As state and national policies in education continue to be examined, many issues that were once thought untouchable are coming to the forefront. We are seeing this in statewide achievement testing and in national common core standards, as well as global literacy, post-secondary and career readiness, teacher effectiveness, and technology use in classrooms. Included in this reexamination of education in America are standards of professional behavior. Within these standards is an increased focus on staff dress codes. We are no different than other leading school districts across the country that are raising the standard of professionalism in their schools.
The School District of Janesville has had, and continues to use, a jointly developed “Standards of Professional Behavior” document with all staff. It is a guiding document, calling us to be our best at all times. However, it is vague regarding dress code. The Standards of Professional Behavior is the only document in the SDJ that addresses employee dress by stating “Employees will dress appropriately.” The Janesville Education Association has not endorsed this document.
We are not alone in our focus on dress code. Other leading school systems are defining dress codes for their faculty and staff as well. Here is a sample of what I found in Wisconsin newspapers and across the country regarding Dress Code Policy for teachers.
Like many employers, the Litchfield district is trying to maintain a professional work atmosphere in changing times. District leaders created the policy because the organization didn't have a written policy and thought it was time to create one, said Shawn Watt, governing board president. Sara Griffin, a Litchfield governing board member, drafted most of the regulations for hair color, piercings, tattoos and clothing in the new policy. Griffin said tattoos, especially tattoos that cover the entire arm, could appear unprofessional, offensive or distracting. The rules include prohibitions common in many workplaces. That includes rubber flip-flops, visible undergarments, visible cleavage and bare midriffs. Employees also can't wear clothes that are too tight, loose or transparent, short skirts or exercise pants. Tops may not bare shoulders. (Litchfield, Arizona - The Republic 7/21/12)
The Wichita School District is just one of a growing number in the nation cracking down on teacher apparel, and jeans are banned in at least one elementary school in New York City. A school district in Phoenix is requiring teachers to cover up tattoos and excessive piercings. And several Arizona schools are strictly defining business casual. (USA Today 7/30/12)
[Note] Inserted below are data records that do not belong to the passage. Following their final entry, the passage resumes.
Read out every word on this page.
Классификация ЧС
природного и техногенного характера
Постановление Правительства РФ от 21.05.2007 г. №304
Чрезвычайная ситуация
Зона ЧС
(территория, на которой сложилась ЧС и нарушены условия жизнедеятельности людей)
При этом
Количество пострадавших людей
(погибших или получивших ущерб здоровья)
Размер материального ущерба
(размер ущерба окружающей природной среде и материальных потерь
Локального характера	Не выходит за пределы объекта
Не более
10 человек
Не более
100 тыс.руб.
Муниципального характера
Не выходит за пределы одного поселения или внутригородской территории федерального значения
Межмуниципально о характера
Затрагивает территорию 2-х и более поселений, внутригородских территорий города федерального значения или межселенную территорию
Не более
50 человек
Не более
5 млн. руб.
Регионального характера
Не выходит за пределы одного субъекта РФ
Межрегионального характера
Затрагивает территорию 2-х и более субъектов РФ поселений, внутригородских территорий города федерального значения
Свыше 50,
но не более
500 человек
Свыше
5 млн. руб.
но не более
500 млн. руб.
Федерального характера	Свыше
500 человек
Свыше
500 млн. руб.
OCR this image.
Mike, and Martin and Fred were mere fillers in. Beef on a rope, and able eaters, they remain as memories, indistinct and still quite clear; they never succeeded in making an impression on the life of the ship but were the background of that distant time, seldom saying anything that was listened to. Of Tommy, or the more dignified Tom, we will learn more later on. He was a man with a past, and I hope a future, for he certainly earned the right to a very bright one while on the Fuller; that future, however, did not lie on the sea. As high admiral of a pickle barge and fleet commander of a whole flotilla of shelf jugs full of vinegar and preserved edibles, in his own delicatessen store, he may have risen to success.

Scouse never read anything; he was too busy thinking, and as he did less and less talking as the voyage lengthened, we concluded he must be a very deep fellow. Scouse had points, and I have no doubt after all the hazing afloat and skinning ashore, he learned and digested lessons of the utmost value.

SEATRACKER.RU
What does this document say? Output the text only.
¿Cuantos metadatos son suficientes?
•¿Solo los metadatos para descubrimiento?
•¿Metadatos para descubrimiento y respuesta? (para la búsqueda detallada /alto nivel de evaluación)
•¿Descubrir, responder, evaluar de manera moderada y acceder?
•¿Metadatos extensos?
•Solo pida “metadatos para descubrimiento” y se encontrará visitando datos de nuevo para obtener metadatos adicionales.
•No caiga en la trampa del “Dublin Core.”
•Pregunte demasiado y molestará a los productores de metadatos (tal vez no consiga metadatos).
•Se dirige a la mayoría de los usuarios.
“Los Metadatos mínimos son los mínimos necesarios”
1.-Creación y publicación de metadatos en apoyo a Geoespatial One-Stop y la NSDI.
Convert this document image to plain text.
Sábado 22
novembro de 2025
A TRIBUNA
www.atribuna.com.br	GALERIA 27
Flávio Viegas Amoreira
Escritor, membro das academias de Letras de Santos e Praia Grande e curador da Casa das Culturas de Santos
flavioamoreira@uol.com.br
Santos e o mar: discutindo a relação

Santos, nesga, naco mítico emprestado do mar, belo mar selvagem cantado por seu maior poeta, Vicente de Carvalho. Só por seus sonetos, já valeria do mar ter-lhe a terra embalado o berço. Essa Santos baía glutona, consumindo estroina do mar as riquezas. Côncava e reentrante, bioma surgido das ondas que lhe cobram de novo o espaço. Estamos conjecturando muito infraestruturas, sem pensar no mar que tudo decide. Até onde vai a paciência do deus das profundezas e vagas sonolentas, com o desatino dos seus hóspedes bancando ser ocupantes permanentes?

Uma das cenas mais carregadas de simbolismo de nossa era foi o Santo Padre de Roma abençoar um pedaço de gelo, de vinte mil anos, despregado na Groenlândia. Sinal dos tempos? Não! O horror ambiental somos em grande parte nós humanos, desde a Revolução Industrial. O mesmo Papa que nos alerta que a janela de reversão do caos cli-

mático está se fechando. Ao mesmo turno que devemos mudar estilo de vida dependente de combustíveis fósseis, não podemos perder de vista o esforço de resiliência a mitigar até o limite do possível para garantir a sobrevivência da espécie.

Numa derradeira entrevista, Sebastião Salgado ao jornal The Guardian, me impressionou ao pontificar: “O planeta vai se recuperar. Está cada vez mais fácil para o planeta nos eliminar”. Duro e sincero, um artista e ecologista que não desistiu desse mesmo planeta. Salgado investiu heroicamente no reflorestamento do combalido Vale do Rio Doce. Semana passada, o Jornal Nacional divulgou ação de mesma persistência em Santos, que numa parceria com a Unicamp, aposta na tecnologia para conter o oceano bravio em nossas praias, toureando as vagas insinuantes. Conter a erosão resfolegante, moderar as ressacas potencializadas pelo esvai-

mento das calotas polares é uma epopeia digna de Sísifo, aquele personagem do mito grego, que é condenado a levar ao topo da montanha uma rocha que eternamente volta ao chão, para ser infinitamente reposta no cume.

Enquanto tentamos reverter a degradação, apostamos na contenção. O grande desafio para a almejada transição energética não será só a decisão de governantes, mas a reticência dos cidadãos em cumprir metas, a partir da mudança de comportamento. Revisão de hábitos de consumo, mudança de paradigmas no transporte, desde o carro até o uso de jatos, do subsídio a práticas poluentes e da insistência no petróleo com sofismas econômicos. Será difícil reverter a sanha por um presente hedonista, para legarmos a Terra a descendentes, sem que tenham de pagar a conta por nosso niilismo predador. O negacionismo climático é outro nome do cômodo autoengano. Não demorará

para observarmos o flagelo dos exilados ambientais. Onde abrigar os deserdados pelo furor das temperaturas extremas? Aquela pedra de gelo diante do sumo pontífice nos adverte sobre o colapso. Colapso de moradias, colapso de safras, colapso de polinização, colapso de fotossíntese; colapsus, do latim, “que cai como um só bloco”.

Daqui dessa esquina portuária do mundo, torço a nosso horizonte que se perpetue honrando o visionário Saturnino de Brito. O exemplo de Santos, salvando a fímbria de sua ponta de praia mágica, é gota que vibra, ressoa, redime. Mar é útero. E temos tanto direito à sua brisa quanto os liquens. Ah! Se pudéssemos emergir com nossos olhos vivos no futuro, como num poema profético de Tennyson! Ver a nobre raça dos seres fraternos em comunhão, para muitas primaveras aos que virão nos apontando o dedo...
As we reflect on appropriate attire for all of our employees, which is just one of many topics the Employee Handbook will cover, it is important to examine the course the SDJ is on in its Journey to Excellence.
The School District of Janesville has chosen an evidence-based leadership model. These are not idle words; we begin each of our Board of Education meetings with examples of evidence-based leadership, and we practice each day in our interactions with one another, with our students, and when talking with parents and community members. How we dress and present ourselves is an extension of evidence-based leadership practices.
Evidence-based leadership practices embrace standardization of workplace practices to promote efficiency, alignment, and quality. Part of the standardization of practices is having uniform policies that we all can abide by and embrace. It is also about communicating clear messages and defining expectations; I believe all employees have a right to know what appropriate dress looks like, but that’s a difficult target to hit, so writing a dress code policy as a portion of the Handbook is an attempt to define “appropriate” for all of us.
This is no small task as we have 1,300 employees, 10,308 children, and many more parents. Without a common understanding of “appropriate dress,” we might define it differently from one school to another; or from one staff member to another. This is in conflict of our evidence-based leadership practices that we have defined as a foundation for ourselves.
While a dress code standard may be difficult for some staff, I have already heard from one principal that because of our discussion on the DRAFT document, her school staff has already begun to be more mindful of their attire.
An Employee Handbook is an important document to codify and standardize our beliefs and a critical communication tool to share those beliefs with all of us – staff, parents, and community members.
We are on the path to excellence. We are aligning our efforts, defining our beliefs, and raising the achievement bar for all of us – students and staff alike.